Cast: Farley Granger, Robert Walker, Ruth Roman, Leo
G. Carroll, Patricia Hitchcock
Directed by Alfred Hitchcock
Amateur tennis
star Guy Haines unwittingly enters into a bargain with lunatic Bruno
Antony after a chance meeting on a train. The deal is that in order
to avoid the motive aspect of a murder, they would swap murders and
kill the most hated person in each others' lives. Guy wants to marry
the daughter of a popular senator and pursue a life in politics on
his own, but his filandering wife smells a gravy train by staying
married to Guy and refuses to divorce. Bruno offs her and wants his
domineering father killed, but Guy refuses to hold up his part of the
bargain since he had took Bruno as joking.
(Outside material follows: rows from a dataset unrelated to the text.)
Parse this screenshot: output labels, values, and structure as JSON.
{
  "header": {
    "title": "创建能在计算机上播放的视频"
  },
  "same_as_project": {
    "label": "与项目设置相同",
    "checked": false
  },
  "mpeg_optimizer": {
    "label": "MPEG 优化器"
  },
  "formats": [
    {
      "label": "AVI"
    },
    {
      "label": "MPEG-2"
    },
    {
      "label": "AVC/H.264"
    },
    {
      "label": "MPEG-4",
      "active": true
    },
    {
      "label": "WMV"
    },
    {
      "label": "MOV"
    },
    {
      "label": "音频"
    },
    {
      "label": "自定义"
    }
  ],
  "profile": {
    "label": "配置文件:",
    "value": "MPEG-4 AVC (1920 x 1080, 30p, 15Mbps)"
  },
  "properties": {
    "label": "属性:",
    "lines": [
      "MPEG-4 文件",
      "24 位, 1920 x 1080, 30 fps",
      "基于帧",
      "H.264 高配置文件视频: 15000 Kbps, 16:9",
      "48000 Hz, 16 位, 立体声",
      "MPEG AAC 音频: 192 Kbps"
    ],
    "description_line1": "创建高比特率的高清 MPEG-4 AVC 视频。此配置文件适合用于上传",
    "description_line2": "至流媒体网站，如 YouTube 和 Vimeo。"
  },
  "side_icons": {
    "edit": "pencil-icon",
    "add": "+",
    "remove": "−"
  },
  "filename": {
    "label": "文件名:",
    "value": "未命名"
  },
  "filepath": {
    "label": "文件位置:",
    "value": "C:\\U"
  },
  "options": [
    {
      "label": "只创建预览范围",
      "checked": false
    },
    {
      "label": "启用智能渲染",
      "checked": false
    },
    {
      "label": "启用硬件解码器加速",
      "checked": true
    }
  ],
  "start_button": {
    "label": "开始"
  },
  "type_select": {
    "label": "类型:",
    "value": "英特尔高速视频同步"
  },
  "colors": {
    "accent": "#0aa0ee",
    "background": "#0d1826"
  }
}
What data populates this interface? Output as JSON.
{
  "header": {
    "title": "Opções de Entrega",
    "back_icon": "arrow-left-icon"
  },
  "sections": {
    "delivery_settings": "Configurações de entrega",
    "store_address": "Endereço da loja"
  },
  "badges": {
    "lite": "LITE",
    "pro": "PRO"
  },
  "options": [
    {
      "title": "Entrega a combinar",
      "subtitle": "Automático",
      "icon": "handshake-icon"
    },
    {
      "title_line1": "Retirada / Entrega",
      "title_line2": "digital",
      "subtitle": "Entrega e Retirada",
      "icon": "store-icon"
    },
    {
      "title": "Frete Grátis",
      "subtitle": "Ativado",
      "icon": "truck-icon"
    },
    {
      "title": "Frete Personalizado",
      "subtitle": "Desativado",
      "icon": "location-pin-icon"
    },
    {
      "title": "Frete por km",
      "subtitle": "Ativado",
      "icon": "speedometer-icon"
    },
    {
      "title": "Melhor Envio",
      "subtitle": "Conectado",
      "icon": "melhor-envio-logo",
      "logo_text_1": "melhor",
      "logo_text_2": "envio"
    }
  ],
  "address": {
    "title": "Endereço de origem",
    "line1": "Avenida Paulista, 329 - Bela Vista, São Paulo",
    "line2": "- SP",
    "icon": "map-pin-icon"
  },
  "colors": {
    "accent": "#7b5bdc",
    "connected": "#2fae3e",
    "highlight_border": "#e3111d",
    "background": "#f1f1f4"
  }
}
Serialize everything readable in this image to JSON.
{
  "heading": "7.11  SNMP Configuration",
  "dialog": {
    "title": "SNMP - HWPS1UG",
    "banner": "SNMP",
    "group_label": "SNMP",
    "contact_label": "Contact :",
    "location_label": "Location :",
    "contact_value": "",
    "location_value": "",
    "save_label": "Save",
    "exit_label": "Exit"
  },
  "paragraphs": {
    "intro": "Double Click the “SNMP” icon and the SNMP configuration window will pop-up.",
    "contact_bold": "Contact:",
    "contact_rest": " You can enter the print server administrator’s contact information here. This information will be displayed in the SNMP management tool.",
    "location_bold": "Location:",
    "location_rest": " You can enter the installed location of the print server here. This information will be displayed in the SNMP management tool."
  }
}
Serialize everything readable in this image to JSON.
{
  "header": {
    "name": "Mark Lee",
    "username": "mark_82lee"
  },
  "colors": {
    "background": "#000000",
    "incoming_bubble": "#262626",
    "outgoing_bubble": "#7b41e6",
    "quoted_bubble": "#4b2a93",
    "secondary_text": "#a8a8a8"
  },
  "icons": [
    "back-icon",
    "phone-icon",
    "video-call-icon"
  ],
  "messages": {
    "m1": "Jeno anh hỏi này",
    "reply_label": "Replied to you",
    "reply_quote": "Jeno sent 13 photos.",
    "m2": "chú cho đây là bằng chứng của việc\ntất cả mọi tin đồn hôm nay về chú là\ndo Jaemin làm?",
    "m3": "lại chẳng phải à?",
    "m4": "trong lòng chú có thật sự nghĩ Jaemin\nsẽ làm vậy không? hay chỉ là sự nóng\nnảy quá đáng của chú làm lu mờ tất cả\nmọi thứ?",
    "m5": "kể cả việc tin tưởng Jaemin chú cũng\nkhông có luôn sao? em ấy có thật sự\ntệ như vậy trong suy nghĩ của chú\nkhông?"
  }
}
Now the cops are tailing
him as the prime suspect, and Bruno threatens to frame him if Guy
does not murder his father.
Brilliantly
shot by the Master, Alfred Hitchcock. This film is a near masterpiece
of construction, with taut direction and terrific performances
throughout. There are memorable moments galore, from the shadows in
the Tunnel of Love to the reflections of a murder in the glasses of
Bruno's victim. Only a few awkward scenes at the end of the film mar
this film from perfection. Hitchcock at his very best and a must view
for the performance of Robert Walker as Bruno.